Sahi neydi insan olmak? Canlı bir varlık olmanın ötesine geçerek, cana can katmak, her gün yeni bir şeyler öğrenmek, düşünebilmek…
İnsan olmak neydi? Vicdandı. Komşusu aç yatarken tok yatmamaktı. Hayvanlara sevgisini gösterebilmekti. Ağaçları sevmekti. Gökyüzünü seyretmekti. İnsan olmak karşılıksız sevmekti. Başkalarına kötülüğünün dokunmasından çekinmekti. İnsan olmak fark etmekti. Herkesin yolu iyi ya da kötü bir yerlere çıkar. Bizim rotamız insan olmak, insan kalmak ve insan biriktirmek olsun.
Bu haftaki yazımızda Osmanlı döneminde insana verilen kıymetin dışavurum biçimlerine örnek olacak yapıları konu edinmek istedik. Peki Osmanlı döneminde insana ne kadar değer veriliyordu? Bunu kendi yazı mecramız çerçevesinde düşündüğümüzde ecdadımızın bir vakıf medeniyeti olasından başlayabiliriz diye düşünüyorum.
Osmanlı Devleti vakıflar kurarak cami, medrese, çeşme, aş evi inşa ettirmiş; fakirlerin ve yolcuların korunması için inşa edilen yapıların yanı sıra hastane (darüşşifa) yapımı gibi sosyal hizmetleri yine vakıf yolu ile sağlamışlardı. Bu hastaneler vakıflara ait kurumlar olduğu için hastalar ücretsiz tedavi edilmiştir.
Aş evleri halka ücretsiz yemek veriyordu. Medreseler çocukların ve gençlerin eğitimine önem verilmiş, hamileyken vefat eden bir kadının mezar taşında bile o insana verilen değer gösterilmiştir.

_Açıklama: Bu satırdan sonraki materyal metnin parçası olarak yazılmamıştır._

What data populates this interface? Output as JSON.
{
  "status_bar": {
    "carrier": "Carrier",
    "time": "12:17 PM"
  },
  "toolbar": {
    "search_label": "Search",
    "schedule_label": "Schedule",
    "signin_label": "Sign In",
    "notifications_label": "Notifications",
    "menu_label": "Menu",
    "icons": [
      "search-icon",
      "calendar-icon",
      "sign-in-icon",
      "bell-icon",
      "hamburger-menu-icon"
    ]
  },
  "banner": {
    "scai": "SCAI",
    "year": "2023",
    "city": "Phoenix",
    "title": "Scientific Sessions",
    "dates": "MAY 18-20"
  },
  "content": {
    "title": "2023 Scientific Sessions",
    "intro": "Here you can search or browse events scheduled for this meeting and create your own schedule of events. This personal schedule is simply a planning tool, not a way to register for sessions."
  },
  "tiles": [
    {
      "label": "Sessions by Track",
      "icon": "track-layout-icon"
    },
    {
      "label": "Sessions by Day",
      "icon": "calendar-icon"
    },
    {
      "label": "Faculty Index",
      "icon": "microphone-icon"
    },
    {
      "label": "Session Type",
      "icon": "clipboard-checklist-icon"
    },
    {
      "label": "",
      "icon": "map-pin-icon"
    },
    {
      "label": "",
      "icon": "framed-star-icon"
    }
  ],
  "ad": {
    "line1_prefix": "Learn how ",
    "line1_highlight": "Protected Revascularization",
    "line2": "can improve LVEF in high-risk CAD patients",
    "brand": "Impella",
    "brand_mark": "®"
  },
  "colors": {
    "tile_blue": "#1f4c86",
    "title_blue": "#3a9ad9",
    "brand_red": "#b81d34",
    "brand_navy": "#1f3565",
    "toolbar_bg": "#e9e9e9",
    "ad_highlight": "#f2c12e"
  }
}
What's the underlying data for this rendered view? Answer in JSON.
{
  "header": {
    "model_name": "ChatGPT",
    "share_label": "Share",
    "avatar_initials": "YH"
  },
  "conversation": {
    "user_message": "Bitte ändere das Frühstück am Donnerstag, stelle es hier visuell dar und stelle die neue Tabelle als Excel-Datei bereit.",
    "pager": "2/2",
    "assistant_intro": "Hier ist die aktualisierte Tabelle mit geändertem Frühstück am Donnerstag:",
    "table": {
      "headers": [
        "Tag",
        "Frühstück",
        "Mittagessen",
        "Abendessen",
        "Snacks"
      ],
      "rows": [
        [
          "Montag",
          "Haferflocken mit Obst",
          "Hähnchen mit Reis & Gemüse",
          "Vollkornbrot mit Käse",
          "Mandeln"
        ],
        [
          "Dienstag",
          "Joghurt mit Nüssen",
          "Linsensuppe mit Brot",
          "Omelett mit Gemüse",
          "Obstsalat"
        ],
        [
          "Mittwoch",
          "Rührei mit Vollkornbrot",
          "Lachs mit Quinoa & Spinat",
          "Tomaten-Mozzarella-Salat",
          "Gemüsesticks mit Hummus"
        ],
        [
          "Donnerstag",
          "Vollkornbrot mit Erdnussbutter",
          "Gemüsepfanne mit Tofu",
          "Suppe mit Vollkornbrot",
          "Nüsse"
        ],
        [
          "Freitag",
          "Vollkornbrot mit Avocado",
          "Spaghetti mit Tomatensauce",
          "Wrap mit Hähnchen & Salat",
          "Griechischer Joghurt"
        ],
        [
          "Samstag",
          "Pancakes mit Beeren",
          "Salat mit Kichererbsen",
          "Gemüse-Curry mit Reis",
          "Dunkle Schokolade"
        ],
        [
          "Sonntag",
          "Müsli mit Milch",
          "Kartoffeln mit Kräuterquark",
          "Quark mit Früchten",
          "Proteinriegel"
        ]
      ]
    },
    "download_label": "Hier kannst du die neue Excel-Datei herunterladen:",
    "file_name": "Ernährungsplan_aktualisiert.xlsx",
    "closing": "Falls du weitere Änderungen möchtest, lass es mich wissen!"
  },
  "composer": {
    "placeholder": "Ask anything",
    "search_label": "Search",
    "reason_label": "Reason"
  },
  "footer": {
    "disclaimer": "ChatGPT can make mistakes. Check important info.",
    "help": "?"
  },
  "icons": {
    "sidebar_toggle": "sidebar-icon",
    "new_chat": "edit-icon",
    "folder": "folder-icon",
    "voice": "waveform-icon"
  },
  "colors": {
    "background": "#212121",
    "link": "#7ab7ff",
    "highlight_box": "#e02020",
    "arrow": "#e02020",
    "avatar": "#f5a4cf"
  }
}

Öyle ki sadece insanların yararını gözetmemiş, hayvanlar için bile vakıf kurmuşlardır. Genellikle camilerin duvarlarına kuş köşkleri yaptırarak sanatlarını konuşturmuşlardır. Sokak Hayvanlarına Ekmek Veren Vakıf ,Parasını Düşüren Çocuklar Vakfı, Çocukları Gezdirme Vakfı, Yetimlere Eğitim Vakfı, Öğrencilere Bayramlık Elbise Vakfı, Muallimlere Tütünü Yasaklayan Vakıf, Fakir Kızlara Çeyiz Vakfı, Mahalle Fakirlerini Gözetme Vakfı gibi ilginç vakıflar da kurmuşlardır. Bu da hayvanlara ve insanlara ne kadar değer verildiğinin bir göstergesidir.
Sahi neydi insan olmak? Etiketlerimizden arınmak, karşıdaki kişiyi toplumdaki statüsüne takılmaksızın hissedebilmekti. Toplumda hep beraber yaşadığımız insanlara saygı duyabilmekti. Birlikte yaşamayı, bir olmayı gözetmeli insan.
Her insan bir değerdir. Bu değerin ölçüsü değişkenlik gösterebilir. Ölçüsü ne olursa olsun herkes insan doğar, önemli olan insan kalabilmek. Bazı insanlar geldiklerinde, bazıları da gittiklerinde huzur verirler. Bazı insanlar yaşamak için güzel bir yer ararlar. Bazıları ise oldukları yeri güzelleştirirler.